Il jette une lumière crue, dévastatrice, sur nos travers innés, sur le péché originel, celui d'un accord quasiment entaché de nullité pour non-respect de ses obligations, de sa finalité.
Les sorties intempestives de Walid Joumblatt, ses revirements spectaculaires, son repositionnement communautaire ne constituent, en fin de compte, que le reflet d'un mariage non consommé, d'une union sans cesse remise en question : de déchirements en retrouvailles, de guerres civiles en réconciliations pathétiques, la carapace protectrice a toujours été la communauté.
Dix-huit allégeances religieuses pour une nation : la gageure en avait laissé plus d'un pantois, une gifle assénée à tout un environnement monolithique, une exception qui faisait la différence, portée aux nues par ceux-là mêmes qui se sont évertués, des décennies durant, à la rendre impossible...

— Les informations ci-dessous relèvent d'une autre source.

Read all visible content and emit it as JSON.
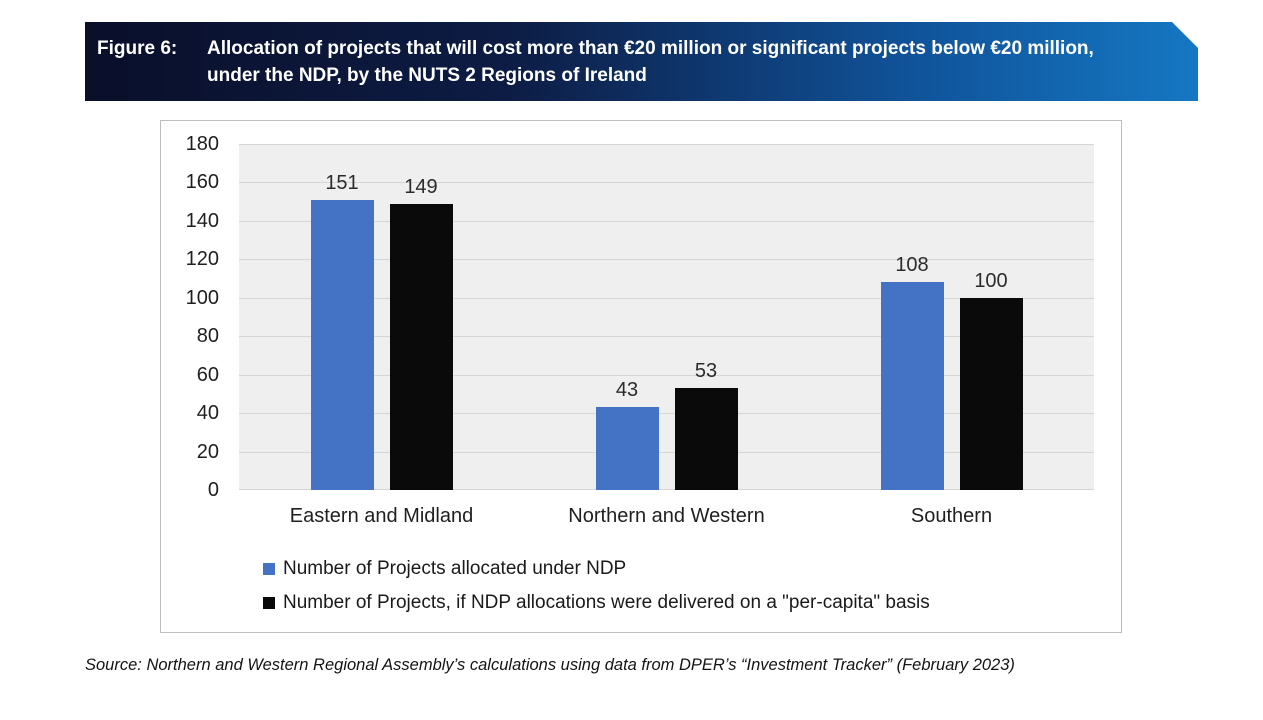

Cynisme de la realpolitik, double jeu si souvent pratiqué par les grandes puissances et dont bénéficie aujourd'hui la Syrie, soudainement remise bien en selle par la grâce du Prince.
Mais ne nous égarons pas : Walid Joumblatt a flairé, il y a belle lurette, les nouveaux vents venus d'Ouest, ces mêmes vents qu'il voue aux gémonies, et son réalignement nous ramène à nos vieux démons, aux clivages d'ordres confessionnel et communautaire.
« Tout ce que je demande, c'est qu'on reconnaisse notre spécificité, celle de la Montagne druze », dixit Walid bey. Spécificité druze, mais tout naturellement et conséquemment aussi, spécificités maronite, sunnite, chiite... et la boucle est bouclée.
Repli identitaire étroit et dénonciation insolente du seul slogan fédérateur « Liban d'abord », bonjour les dégâts : un creuset de 18 communautés, cultures et croyances, un melting-
pot unique en ce Moyen-Orient de tous les totalitarismes, et quand se lève le vent de la discorde, quand arrive le temps des divorces, des retournements de veste, c'est alors l'implosion, le rappel des dures réalités confessionnelles.
Marounistan, Druzistan, Chiistan, Sunnistan, c'est un Libanistan que les différentes communautés du pays ont produit au fil de leurs querelles, de leurs règlements de comptes, et le Liban du fol espoir de 1943 reste entièrement à refaire, à recréer.
Une entreprise colossale systématiquement sabotée par la pérennisation des zones de non-loi, par l'immunité armée que s'octroient les États dans l'État, par l'obstination de divers partis et courants à se recroqueviller dans le cocon rassurant du communautarisme étroit, à ne regarder tout ce qui les entoure que par le petit bout de leur lorgnette, un repli annonciateur de bourrasques à venir.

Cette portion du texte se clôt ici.